The mother of Purley chef Kevin Boyle appeared on television to launch her campaign against online suicide kits.

Kevin, 26, of Old Lodge Lane went missing last October and his body was found on January 23, at the bottom of a Coulsdon garden bordering Farthing Downs.

In a recent interview, his mother Patti revealed a brown package arrived for her son on October 12, the morning he disappeared.

Having hacked into his email account, his dad Tom, 64, discovered their son had paid £44 for a suicide kit from a company that promised painless "deliverance."

This week, Mrs Boyle appeared on This Morning to talk about her campaign for deliverance kits to be banned.

The 54-year-old told presenters Phillip Scohfield and Holly Willoughby: "I'm campaigning to have them stopped, primarily because it is sold as deliverance and that's why I reduced it to precisely what it was- it was death in a bag.

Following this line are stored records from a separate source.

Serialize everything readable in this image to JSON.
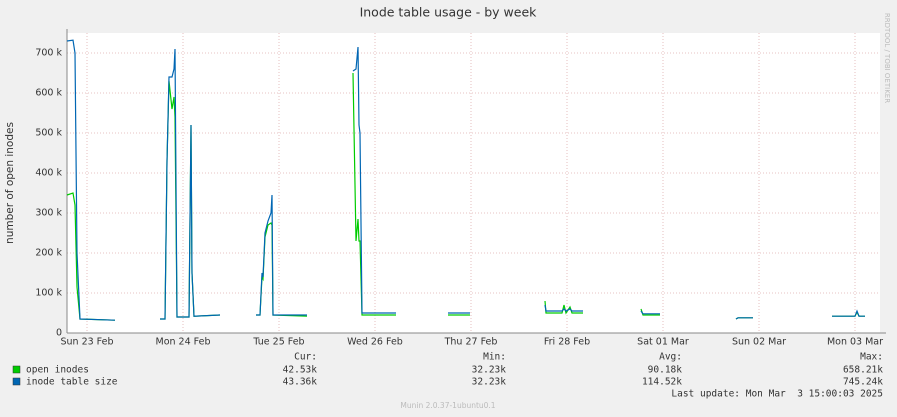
{
  "chart_data": {
    "type": "line",
    "title": "Inode table usage - by week",
    "y_label": "number of open inodes",
    "side_text": "RRDTOOL / TOBI OETIKER",
    "xlim": [
      "2025-02-22T19:00",
      "2025-03-03T06:15"
    ],
    "xticks": [
      {
        "value": "2025-02-23T00:00",
        "label": "Sun 23 Feb"
      },
      {
        "value": "2025-02-24T00:00",
        "label": "Mon 24 Feb"
      },
      {
        "value": "2025-02-25T00:00",
        "label": "Tue 25 Feb"
      },
      {
        "value": "2025-02-26T00:00",
        "label": "Wed 26 Feb"
      },
      {
        "value": "2025-02-27T00:00",
        "label": "Thu 27 Feb"
      },
      {
        "value": "2025-02-28T00:00",
        "label": "Fri 28 Feb"
      },
      {
        "value": "2025-03-01T00:00",
        "label": "Sat 01 Mar"
      },
      {
        "value": "2025-03-02T00:00",
        "label": "Sun 02 Mar"
      },
      {
        "value": "2025-03-03T00:00",
        "label": "Mon 03 Mar"
      }
    ],
    "ylim": [
      0,
      750000
    ],
    "yticks": [
      0,
      {
        "value": 100000,
        "label": "100 k"
      },
      {
        "value": 200000,
        "label": "200 k"
      },
      {
        "value": 300000,
        "label": "300 k"
      },
      {
        "value": 400000,
        "label": "400 k"
      },
      {
        "value": 500000,
        "label": "500 k"
      },
      {
        "value": 600000,
        "label": "600 k"
      },
      {
        "value": 700000,
        "label": "700 k"
      }
    ],
    "grid": true,
    "x": [
      "2025-02-22T19:00",
      "2025-02-22T20:30",
      "2025-02-22T21:00",
      "2025-02-22T21:30",
      "2025-02-22T22:15",
      "2025-02-23T07:00",
      null,
      "2025-02-23T18:15",
      "2025-02-23T19:30",
      "2025-02-23T20:00",
      "2025-02-23T20:30",
      "2025-02-23T21:15",
      "2025-02-23T21:45",
      "2025-02-23T22:00",
      "2025-02-23T22:30",
      "2025-02-24T01:30",
      "2025-02-24T02:00",
      "2025-02-24T02:15",
      "2025-02-24T02:45",
      "2025-02-24T09:15",
      null,
      "2025-02-24T18:15",
      "2025-02-24T19:15",
      "2025-02-24T19:45",
      "2025-02-24T20:00",
      "2025-02-24T20:30",
      "2025-02-24T21:15",
      "2025-02-24T22:00",
      "2025-02-24T22:15",
      "2025-02-24T22:30",
      "2025-02-25T07:00",
      null,
      "2025-02-25T18:30",
      "2025-02-25T19:15",
      "2025-02-25T19:45",
      "2025-02-25T20:00",
      "2025-02-25T20:15",
      "2025-02-25T20:45",
      "2025-02-26T05:15",
      null,
      "2025-02-26T18:15",
      "2025-02-26T23:45",
      null,
      "2025-02-27T18:30",
      "2025-02-27T18:45",
      "2025-02-27T22:45",
      "2025-02-27T23:15",
      "2025-02-27T23:45",
      "2025-02-28T00:45",
      "2025-02-28T01:15",
      "2025-02-28T04:00",
      null,
      "2025-02-28T18:30",
      "2025-02-28T19:00",
      "2025-02-28T23:15",
      null,
      "2025-03-01T18:15",
      "2025-03-01T18:45",
      "2025-03-01T22:30",
      null,
      "2025-03-02T18:15",
      "2025-03-03T00:00",
      "2025-03-03T00:30",
      "2025-03-03T01:00",
      "2025-03-03T02:30"
    ],
    "series": [
      {
        "name": "open inodes",
        "color": "#00cc00",
        "values": [
          345000,
          350000,
          320000,
          115000,
          35000,
          32000,
          null,
          35000,
          35000,
          430000,
          630000,
          560000,
          590000,
          540000,
          40000,
          40000,
          520000,
          150000,
          42000,
          45000,
          null,
          45000,
          45000,
          140000,
          135000,
          240000,
          270000,
          275000,
          270000,
          45000,
          42000,
          null,
          650000,
          230000,
          285000,
          230000,
          230000,
          45000,
          45000,
          null,
          45000,
          45000,
          null,
          80000,
          50000,
          50000,
          70000,
          50000,
          65000,
          50000,
          50000,
          null,
          60000,
          45000,
          45000,
          null,
          35000,
          38000,
          38000,
          null,
          42000,
          42000,
          52000,
          42000,
          42000
        ]
      },
      {
        "name": "inode table size",
        "color": "#0066b3",
        "values": [
          730000,
          732000,
          700000,
          200000,
          35000,
          32000,
          null,
          35000,
          35000,
          430000,
          640000,
          640000,
          660000,
          710000,
          40000,
          40000,
          520000,
          150000,
          42000,
          45000,
          null,
          45000,
          45000,
          150000,
          140000,
          250000,
          280000,
          300000,
          345000,
          45000,
          45000,
          null,
          655000,
          660000,
          715000,
          520000,
          500000,
          50000,
          50000,
          null,
          50000,
          50000,
          null,
          70000,
          55000,
          55000,
          60000,
          55000,
          60000,
          55000,
          55000,
          null,
          55000,
          48000,
          48000,
          null,
          35000,
          38000,
          38000,
          null,
          42000,
          42000,
          55000,
          42000,
          42000
        ]
      }
    ],
    "legend_table": {
      "headers": [
        "Cur:",
        "Min:",
        "Avg:",
        "Max:"
      ],
      "rows": [
        [
          "42.53k",
          "32.23k",
          "90.18k",
          "658.21k"
        ],
        [
          "43.36k",
          "32.23k",
          "114.52k",
          "745.24k"
        ]
      ]
    },
    "last_update": "Last update: Mon Mar  3 15:00:03 2025",
    "footer": "Munin 2.0.37-1ubuntu0.1"
  }
}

"Lets not eulogise it, it is what it is. What sickens me is there are people in the UK who are delivering these kits knowingly, willingly and wilfully to the most vulnerable and earning their living from it."

Mrs Boyle said since her sons death she had started doing research and had discovered one in five men under the age of 35 commit suicide.

Asked about society's attitude towards men feeling down and suffering from depressions, she said: "We as mothers do not want our children bullied in the playground, I hold my hand up I was guilty as the next person.

"I'd say "don't cry son, you don't want people to mock you. Big boys don't cry," but actually now I am here to shout big boys do cry and it's ok and we need to get over it, because if my son had of cried perhaps he would still be here."